Gaetano, un homme de trente ans, est le fils du boss Spennacore (Plum’queues de poulets) : il vit reclus dans une maison en ruine, dont la tristesse est accablante, tout en gardant le bunker où se cache son père, un assassin recherché à la fois par la police et par des clans rivaux. Gaetano fait irruption dans cette maison délabrée durant une nuit de tempête accompagné d’un jeune garçon qui n’a aucun souvenir de lui-même : il ne sait pas où il vit, où il habite, il ne connaît rien de son passé, de sa naissance. Ce garçon, Piccerì (P’tit gars), n’est autre que le frère jamais né de Gaetano, l’alter ego qu’il s’est créé, qu’il a mis au monde après tant d’années pour supporter de cohabiter avec un méfait terrible et plus encore avec la cause de tout, son père. En effet, vingt ans plus tôt, Spennacore, au cours d’un orage d’été, a tué sa femme surprise en flagrant délit d’adultère, sous les yeux du petit Gaetano, qui, par peur de l’orage et craignant de pleurer sous les yeux sévères de son père, s’était dissimulé dans une armoire.
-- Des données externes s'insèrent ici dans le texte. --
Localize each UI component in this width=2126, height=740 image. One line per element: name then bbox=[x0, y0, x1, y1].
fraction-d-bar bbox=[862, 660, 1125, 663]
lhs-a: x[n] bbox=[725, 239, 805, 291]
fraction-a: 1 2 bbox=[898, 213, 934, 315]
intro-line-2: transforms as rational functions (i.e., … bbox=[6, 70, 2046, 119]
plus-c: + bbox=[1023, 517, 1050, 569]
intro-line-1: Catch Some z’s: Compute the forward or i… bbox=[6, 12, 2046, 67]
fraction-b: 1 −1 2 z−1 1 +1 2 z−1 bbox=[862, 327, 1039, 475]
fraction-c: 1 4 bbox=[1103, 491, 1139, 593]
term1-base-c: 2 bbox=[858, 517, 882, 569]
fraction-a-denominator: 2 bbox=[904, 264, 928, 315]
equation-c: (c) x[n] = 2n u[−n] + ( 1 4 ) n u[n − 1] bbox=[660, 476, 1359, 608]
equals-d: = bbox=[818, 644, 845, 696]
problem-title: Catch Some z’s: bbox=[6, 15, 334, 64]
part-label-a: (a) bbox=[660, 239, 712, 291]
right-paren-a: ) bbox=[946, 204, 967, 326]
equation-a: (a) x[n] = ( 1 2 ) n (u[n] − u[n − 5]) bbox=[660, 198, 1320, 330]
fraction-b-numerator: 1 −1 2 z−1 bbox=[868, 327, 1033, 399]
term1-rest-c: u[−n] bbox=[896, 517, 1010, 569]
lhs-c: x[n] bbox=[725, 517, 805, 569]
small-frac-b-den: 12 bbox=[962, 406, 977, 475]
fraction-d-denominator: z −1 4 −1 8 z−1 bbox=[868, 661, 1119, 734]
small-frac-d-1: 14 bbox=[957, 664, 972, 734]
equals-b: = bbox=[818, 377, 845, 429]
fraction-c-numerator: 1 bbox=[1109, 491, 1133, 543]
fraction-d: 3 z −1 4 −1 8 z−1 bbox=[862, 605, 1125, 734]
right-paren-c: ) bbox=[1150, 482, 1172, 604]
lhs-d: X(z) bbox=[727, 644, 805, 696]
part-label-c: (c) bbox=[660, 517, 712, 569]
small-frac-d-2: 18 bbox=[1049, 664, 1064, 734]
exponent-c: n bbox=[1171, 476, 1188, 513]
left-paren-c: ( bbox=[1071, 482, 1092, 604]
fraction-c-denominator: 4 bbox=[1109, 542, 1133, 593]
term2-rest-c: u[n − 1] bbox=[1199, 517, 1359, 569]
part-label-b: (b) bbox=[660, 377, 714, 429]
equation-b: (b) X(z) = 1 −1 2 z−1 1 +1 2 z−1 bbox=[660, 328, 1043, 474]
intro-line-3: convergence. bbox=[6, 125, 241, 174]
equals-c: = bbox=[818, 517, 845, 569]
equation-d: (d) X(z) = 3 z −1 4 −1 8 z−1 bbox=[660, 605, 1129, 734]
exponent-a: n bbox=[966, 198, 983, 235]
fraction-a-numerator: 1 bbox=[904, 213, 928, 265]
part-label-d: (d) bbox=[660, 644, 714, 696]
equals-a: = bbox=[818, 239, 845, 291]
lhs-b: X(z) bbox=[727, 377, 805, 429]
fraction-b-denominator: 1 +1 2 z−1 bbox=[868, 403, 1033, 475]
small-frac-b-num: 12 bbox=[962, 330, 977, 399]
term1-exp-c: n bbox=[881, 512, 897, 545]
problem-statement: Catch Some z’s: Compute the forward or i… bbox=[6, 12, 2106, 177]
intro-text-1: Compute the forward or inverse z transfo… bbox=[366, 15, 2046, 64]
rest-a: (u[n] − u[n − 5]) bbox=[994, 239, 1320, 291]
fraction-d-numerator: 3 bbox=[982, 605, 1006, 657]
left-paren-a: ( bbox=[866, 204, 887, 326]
En tuant sa femme, Spennacore a tué aussi l’enfant qu’elle portait : Piccerì.
Vingt ans plus tard, Gaetano décide de se venger en se suicidant dans le bunker — qui ne peut être ouvert que de l’extérieur — où vit son père Spennacore : ce dernier reste enfermé à l’intérieur, à l’insu de tous, condamné à dévorer la carcasse de son fils, avant de mourir de privations et de faim.
Dans une langue très personnelle, Mimmo Borrelli fait appel au mythe qu’il recompose de façon tout à fait originale, pour raconter une histoire résolument contemporaine. Ce très jeune auteur phlégréen invente une langue sophistiquée et baroque en fondant ensemble les formes les plus archaïques de quatre dialectes. Il recrée ainsi une sorte de parlésie, d’argot que les gens de la camorra et de la mafia utilisent pour ne pas être compris. Borrelli crée donc une forme unique qui ne se résume pas à un simple support de l’histoire.
L’écriture particulière de Mimmo Borrelli met en scène la violence d’un drame à travers les récits qu’en font deux ou trois personnages, tous très singuliers. La constitution d’un décor particulier, une sorte d’antre ou de grotte, plus encore que la salle d’un ancien palais, joue comme une conscience noircie par sa propre histoire et celle du protagoniste principal qui essaie d’en sonder les fissures. La langue structure — à travers la force très formalisée d’un dialecte noué et serré — les axes complexes des explications, et redouble la densité dramatique par les diverses tonalités qu’elle emprunte. Le travail de traduction requiert un acharnement qui, au-delà de la compréhension d’une langue souvent obscurément baroque, parvient à rendre la puissance mouvementée qui l’agite, qui la boursoufle, et qui en fait un drame parallèle.